In order to pass, the embargo resolution needs at least nine votes and must avoid a veto by one of the five permanent members of the council, which includes Russia and China, both of which strongly oppose an extension. Chinese diplomats, for example, told Reuters this week that prolonging the embargo “will undermine efforts to preserve” the already fragile nuclear deal.

Administration officials, anticipating a likely defeat, have preemptively argued that a failure to extend the embargo would represent a grave failure and a stain on the UN’s legacy. They’ve cast China, Russia and Iran under the same umbrella as bad actors on the global stage.

“It is worth remembering … that because authoritarianism is still alive in Beijing, in Moscow and in Tehran there remains work to do,” Mr. Pompeo said Tuesday during a visit to the “Thank You, America” monument in the Czech Republic city of Pilsen.

The administration also has portrayed Russian and Chinese motivations as purely selfish, as both countries could be looking at a major financial windfall if they’re able to sell weapons directly to Tehran.

With the battle lines clearly drawn, analysts say the most interesting and consequential aspect of the U.N. standoff will be the behavior of Britain, Germany and France. Should they offer a full-throated backing of the administration’s resolution, it would indicate the U.S. still has influential allies in its effort to exert economic pressure on Iran.

“That’s the side whose heads and hearts have been coveted by both Tehran and Washington,” Mr. Taleblu said of the European powers. “The main beneficiary of this transatlantic gap is not just Iran but Russia and China. Seeing how they treat the U.S. arguments, seeing how they treat the resolution and seeing what kind of Band-aid solution they come up with is going to matter as much as any Russian or Chinese veto.”

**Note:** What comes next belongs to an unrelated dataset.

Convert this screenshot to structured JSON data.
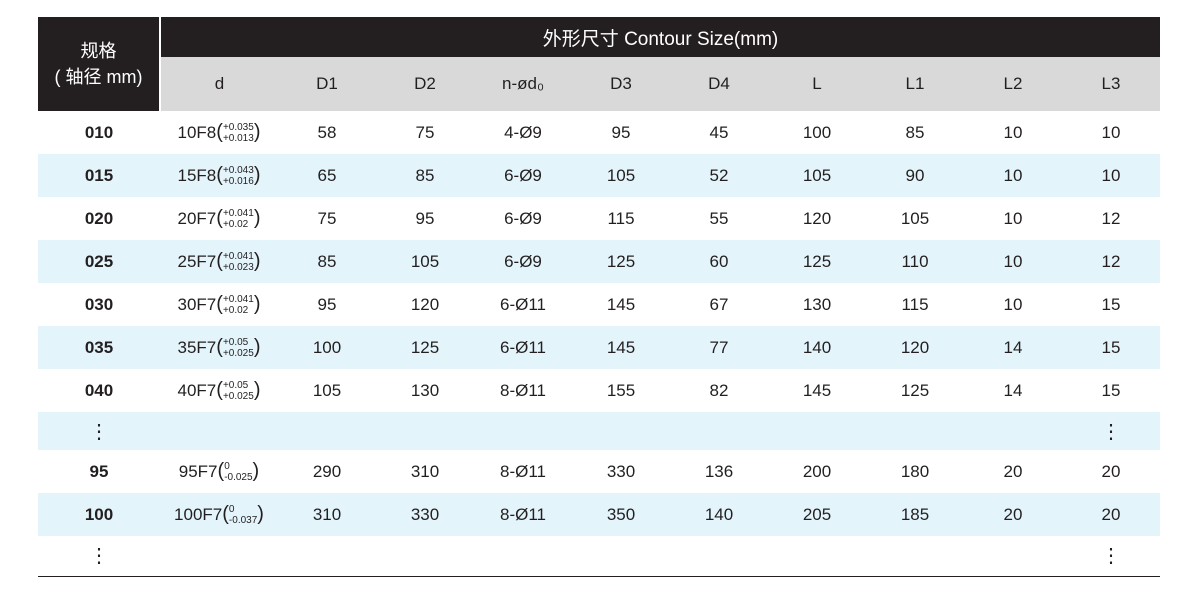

Mr. Trump over the weekend spoke by telephone with French President Emmanuel Macron, and a White House readout of their call said the two men discussed “the importance of extending the U.N. arms embargo on Iran.”

Analysts say the president’s personal conversations with European leaders about the looming U.N. vote underscores how seriously the White House is taking the issue.

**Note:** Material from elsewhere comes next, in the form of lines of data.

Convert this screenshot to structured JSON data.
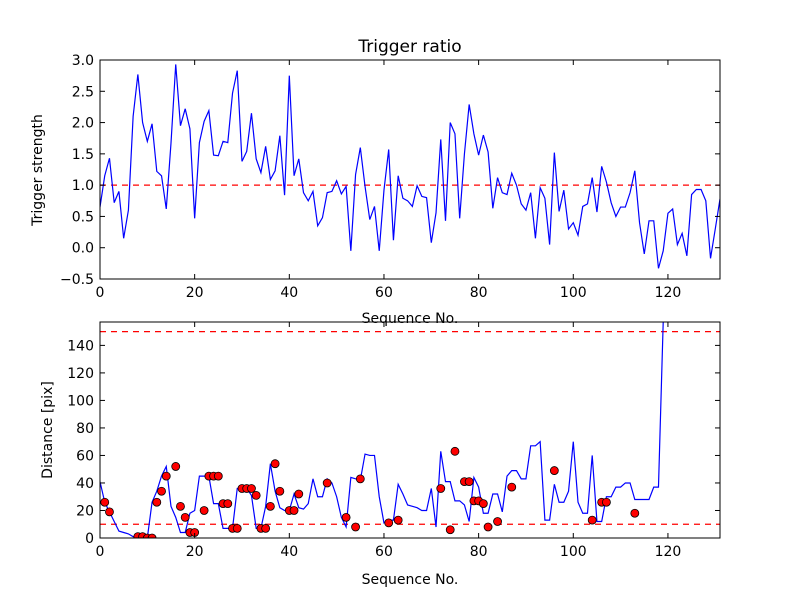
{
  "colors": {
    "line": "#0000ff",
    "threshold": "#ff0000",
    "marker_fill": "#ff0000",
    "marker_edge": "#000000",
    "axes": "#000000",
    "background": "#ffffff"
  },
  "chart_data": [
    {
      "type": "line",
      "title": "Trigger ratio",
      "xlabel": "Sequence No.",
      "ylabel": "Trigger strength",
      "xlim": [
        0,
        131
      ],
      "ylim": [
        -0.5,
        3.0
      ],
      "xticks": [
        0,
        20,
        40,
        60,
        80,
        100,
        120
      ],
      "yticks": [
        -0.5,
        0.0,
        0.5,
        1.0,
        1.5,
        2.0,
        2.5,
        3.0
      ],
      "ytick_labels": [
        "−0.5",
        "0.0",
        "0.5",
        "1.0",
        "1.5",
        "2.0",
        "2.5",
        "3.0"
      ],
      "hlines": [
        1.0
      ],
      "series": [
        {
          "name": "Trigger strength",
          "values": [
            0.65,
            1.15,
            1.43,
            0.72,
            0.9,
            0.15,
            0.6,
            2.1,
            2.77,
            2.0,
            1.7,
            1.98,
            1.22,
            1.15,
            0.62,
            1.67,
            2.93,
            1.95,
            2.22,
            1.9,
            0.47,
            1.68,
            2.02,
            2.19,
            1.48,
            1.47,
            1.7,
            1.68,
            2.47,
            2.83,
            1.38,
            1.54,
            2.15,
            1.42,
            1.2,
            1.62,
            1.09,
            1.23,
            1.79,
            0.84,
            2.75,
            1.15,
            1.42,
            0.88,
            0.75,
            0.9,
            0.35,
            0.48,
            0.88,
            0.9,
            1.07,
            0.86,
            0.98,
            -0.05,
            1.17,
            1.6,
            0.98,
            0.45,
            0.66,
            -0.05,
            0.92,
            1.57,
            0.12,
            1.15,
            0.79,
            0.75,
            0.66,
            0.99,
            0.82,
            0.8,
            0.08,
            0.56,
            1.73,
            0.43,
            2.0,
            1.82,
            0.47,
            1.5,
            2.29,
            1.82,
            1.48,
            1.8,
            1.53,
            0.63,
            1.12,
            0.88,
            0.85,
            1.19,
            1.0,
            0.7,
            0.6,
            0.88,
            0.15,
            0.96,
            0.79,
            0.05,
            1.52,
            0.58,
            0.92,
            0.3,
            0.4,
            0.2,
            0.66,
            0.7,
            1.12,
            0.57,
            1.3,
            1.05,
            0.72,
            0.5,
            0.65,
            0.65,
            0.88,
            1.23,
            0.4,
            -0.1,
            0.43,
            0.43,
            -0.33,
            -0.05,
            0.55,
            0.62,
            0.05,
            0.23,
            -0.13,
            0.85,
            0.93,
            0.93,
            0.75,
            -0.17,
            0.3,
            0.78
          ]
        }
      ]
    },
    {
      "type": "line",
      "title": "",
      "xlabel": "Sequence No.",
      "ylabel": "Distance [pix]",
      "xlim": [
        0,
        131
      ],
      "ylim": [
        0,
        157
      ],
      "xticks": [
        0,
        20,
        40,
        60,
        80,
        100,
        120
      ],
      "yticks": [
        0,
        20,
        40,
        60,
        80,
        100,
        120,
        140
      ],
      "hlines": [
        150,
        10
      ],
      "series": [
        {
          "name": "Distance",
          "values": [
            41,
            26,
            19,
            12,
            5,
            4,
            3,
            1,
            1,
            1,
            0,
            26,
            34,
            45,
            52,
            23,
            15,
            4,
            4,
            18,
            20,
            45,
            45,
            45,
            25,
            25,
            7,
            7,
            7,
            36,
            36,
            36,
            31,
            7,
            7,
            23,
            54,
            34,
            22,
            20,
            20,
            32,
            22,
            21,
            25,
            43,
            30,
            30,
            43,
            40,
            30,
            15,
            8,
            44,
            43,
            42,
            61,
            60,
            60,
            30,
            11,
            13,
            13,
            39,
            32,
            24,
            23,
            22,
            20,
            20,
            36,
            8,
            63,
            41,
            41,
            27,
            27,
            24,
            12,
            44,
            37,
            18,
            18,
            32,
            32,
            19,
            45,
            49,
            49,
            43,
            43,
            67,
            67,
            70,
            13,
            13,
            39,
            26,
            26,
            34,
            70,
            26,
            18,
            18,
            60,
            12,
            12,
            30,
            30,
            37,
            37,
            40,
            40,
            28,
            28,
            28,
            28,
            37,
            37,
            157
          ]
        }
      ],
      "markers": {
        "x": [
          1,
          2,
          8,
          9,
          10,
          11,
          12,
          13,
          14,
          16,
          17,
          18,
          19,
          20,
          22,
          23,
          24,
          25,
          26,
          27,
          28,
          29,
          30,
          31,
          32,
          33,
          34,
          35,
          36,
          37,
          38,
          40,
          41,
          42,
          48,
          52,
          54,
          55,
          61,
          63,
          72,
          74,
          75,
          77,
          78,
          79,
          80,
          81,
          82,
          84,
          87,
          96,
          104,
          106,
          107,
          113
        ],
        "y": [
          26,
          19,
          1,
          1,
          0,
          0,
          26,
          34,
          45,
          52,
          23,
          15,
          4,
          4,
          20,
          45,
          45,
          45,
          25,
          25,
          7,
          7,
          36,
          36,
          36,
          31,
          7,
          7,
          23,
          54,
          34,
          20,
          20,
          32,
          40,
          15,
          8,
          43,
          11,
          13,
          36,
          6,
          63,
          41,
          41,
          27,
          27,
          25,
          8,
          12,
          37,
          49,
          13,
          26,
          26,
          18
        ]
      }
    }
  ]
}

There has also been a concerted multilateral effort in recent days to highlight the merits of the arms embargo. The six-member Gulf Cooperation Council — a Middle East organization of mainly Arab monarchies that view Iran as a threat — came out strongly this week in favor of U.S. efforts to keep the embargo in place, arguing that Tehran has proven to be a regional troublemaker that would become even more dangerous with greater access to conventional arms presently banned by the embargo.

Iranian dissident groups have made a similar argument, urging the Trump administration to do all it can to preserve the embargo.

“We have always stated and repeat once again that this regime must not be allowed to acquire even a single bullet,” Maryam Rajavi, who heads the Paris-based National Council of Resistance of Iran, told The Washington Times in an interview last month.

But others argue the administration has fumbled on Iran policy overall, resulting in a situation where efforts to alter Obama-era terms of the nuclear deal with Tehran — including the looming expiration of the arms embargo — are unlikely to succeed.

Some analysts say the administration’s threat to reimpose sweeping global economic sanctions against Iran will prove far more complicated than the White House is willing to admit, and will hinge on complex legal questions about how much authority, if any, Washington presently retains as part of the pact, formally known as the Joint Comprehensive Plan of Action (JCPOA).

“After explicitly claiming that the U.S. has left the JCPOA, Pompeo now wants to have it both ways: The U.S. has left the JCPOA but when it comes to triggering its self-destruction mechanism, it still wants to have a say,” said Trita Parsi, executive vice president of The Quincy Institute for Responsible Statecraft.

“Few will buy Pompeo’s incoherent logic,” he continued. “The move, however, will cause an existential crisis at the [UN], as sanctions may be reimposed but only the U.S. will see them as legitimate. Other permanent members of the council — including the Europeans — may ignore them, leaving the authority of the Council severely damaged.”